上記のような形で初期開発から運用設計までは比較的うまくいきました。このように、本案件やProphetを用いた別の案件を運用してみて得られた知見は多々あるので、幾つか紹介します。
ハイパーパラメーターのチューニング方法
Prophetに限らず機械学習のモデリングでは、精度に大きく影響することがあるため、ハイパーパラメーターのチューニングが重要です。特にProphetは、季節性の事前分布の分散、トレンドの事前分布の分散、イベント効果の事前分布の分散、「季節性を時間に依存させるか」「変化点検出にデータの何%を用いるか」「変化点の候補を何点作るか」……などチューニングできるパラメーターが多くあります。
また、ハイパーパラメーターの一つ一つがとても大きい影響力を持っており、少し値を操作しただけで予測値が大きく変わり得ます。このような事情からProphetを使ったモデリングでは特に、慎重にチューニングを行う必要があります。
本案件でも当初は「3年前から1カ月前までのデータで学習、1カ月前から直近までのデータで評価」という方針でハイパーパラメーターをチューニングしようとしていました。しかし実行してみると、「ハイパーパラメーターの探索空間が大きい場合には評価データのロスがかなり小さい組み合わせで見つかるものの、そのモデルを使ってみると、その期間以外の予測はうまくいかない」という現象が起こってしまいました。
そこで今回は、下図の「Time series cross-validation」で示されるように、直近のある期間を「評価用」、それ以外の期間を「学習用」として分割し、複数期間にわたって学習と評価を繰り返す方法を採用しました。
このようにしてデータを分割すれば、複数の期間にわたって最も精度が良いモデルを選択しやすくなり、ある一定の期間にだけ強いようなモデルを選択するリスクが少なくなります。数値実験を行ったところ、直感に反するハイパーパラメーターの組み合わせはあまり選ばれなくなり、安定的に高精度な予測ができるようになりました。

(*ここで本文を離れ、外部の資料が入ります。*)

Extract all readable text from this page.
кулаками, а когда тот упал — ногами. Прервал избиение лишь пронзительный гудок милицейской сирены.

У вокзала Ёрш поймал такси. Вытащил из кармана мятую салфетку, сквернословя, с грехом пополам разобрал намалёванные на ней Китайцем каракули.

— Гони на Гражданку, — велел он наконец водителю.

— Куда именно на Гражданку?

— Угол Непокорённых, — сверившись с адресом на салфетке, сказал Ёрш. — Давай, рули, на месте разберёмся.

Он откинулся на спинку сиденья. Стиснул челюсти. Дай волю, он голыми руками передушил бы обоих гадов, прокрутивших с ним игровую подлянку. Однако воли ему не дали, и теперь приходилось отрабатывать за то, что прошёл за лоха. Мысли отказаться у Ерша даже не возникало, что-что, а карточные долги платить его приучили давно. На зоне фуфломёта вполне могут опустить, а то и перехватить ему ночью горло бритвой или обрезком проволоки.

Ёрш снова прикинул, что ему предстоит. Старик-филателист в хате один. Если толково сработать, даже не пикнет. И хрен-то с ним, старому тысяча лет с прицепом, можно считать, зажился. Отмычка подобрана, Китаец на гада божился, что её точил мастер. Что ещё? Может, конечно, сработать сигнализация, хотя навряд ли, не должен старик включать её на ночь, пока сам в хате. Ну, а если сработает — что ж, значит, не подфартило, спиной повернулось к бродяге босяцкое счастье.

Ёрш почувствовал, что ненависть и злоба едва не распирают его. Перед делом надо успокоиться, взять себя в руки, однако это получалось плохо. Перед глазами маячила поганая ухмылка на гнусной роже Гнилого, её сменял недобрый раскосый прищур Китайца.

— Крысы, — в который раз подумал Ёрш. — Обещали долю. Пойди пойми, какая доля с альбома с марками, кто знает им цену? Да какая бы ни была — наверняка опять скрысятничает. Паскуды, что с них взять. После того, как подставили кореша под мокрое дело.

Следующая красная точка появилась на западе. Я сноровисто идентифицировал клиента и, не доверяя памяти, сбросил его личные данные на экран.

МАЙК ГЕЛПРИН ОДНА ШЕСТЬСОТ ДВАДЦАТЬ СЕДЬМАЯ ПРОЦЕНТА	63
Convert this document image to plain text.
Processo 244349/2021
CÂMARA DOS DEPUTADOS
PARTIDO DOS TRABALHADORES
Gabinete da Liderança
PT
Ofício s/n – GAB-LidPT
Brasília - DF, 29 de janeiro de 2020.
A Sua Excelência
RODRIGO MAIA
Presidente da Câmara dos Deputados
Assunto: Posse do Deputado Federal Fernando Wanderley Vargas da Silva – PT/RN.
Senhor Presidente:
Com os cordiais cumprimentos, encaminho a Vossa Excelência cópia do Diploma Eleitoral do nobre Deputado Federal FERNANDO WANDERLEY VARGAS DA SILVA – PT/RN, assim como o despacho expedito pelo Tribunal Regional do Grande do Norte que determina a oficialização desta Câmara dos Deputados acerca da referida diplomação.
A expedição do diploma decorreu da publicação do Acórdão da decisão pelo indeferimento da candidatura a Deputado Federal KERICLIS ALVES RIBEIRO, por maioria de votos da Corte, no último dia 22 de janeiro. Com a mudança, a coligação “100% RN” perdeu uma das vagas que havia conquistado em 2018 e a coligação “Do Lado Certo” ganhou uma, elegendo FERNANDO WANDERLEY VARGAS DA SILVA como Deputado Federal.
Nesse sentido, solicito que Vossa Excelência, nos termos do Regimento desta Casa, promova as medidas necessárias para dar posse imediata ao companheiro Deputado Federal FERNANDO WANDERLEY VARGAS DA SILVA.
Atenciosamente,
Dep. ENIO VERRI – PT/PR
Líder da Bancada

もちろん、この辺りの内容はデータに依存するので、このように「複数期間の評価用データを取る方法が常に正しいわけではない」ことは注記しておきます。
イベント効果
Prophetにイベント効果を入れるときは、イベント日付の入ったDataFrameを「holidays」引数に渡します。
この際、予測期間については将来のイベント日付を直接指定する必要があります。クリスマスやお盆など将来にわたって変更がないものであれば問題はありませんが、広告出稿や販促キャンペーンのように年度ごとに変わり得るものの場合、その日付に合わせてholidays引数に渡すDataFrameの中身を書き換える必要があります。
システムにProphetを導入してしまった後にこの作業を行うことは非常に大変になると予測されるので、イベント日付は設定ファイルとして外部から与えられるような仕組みにしておくといいでしょう。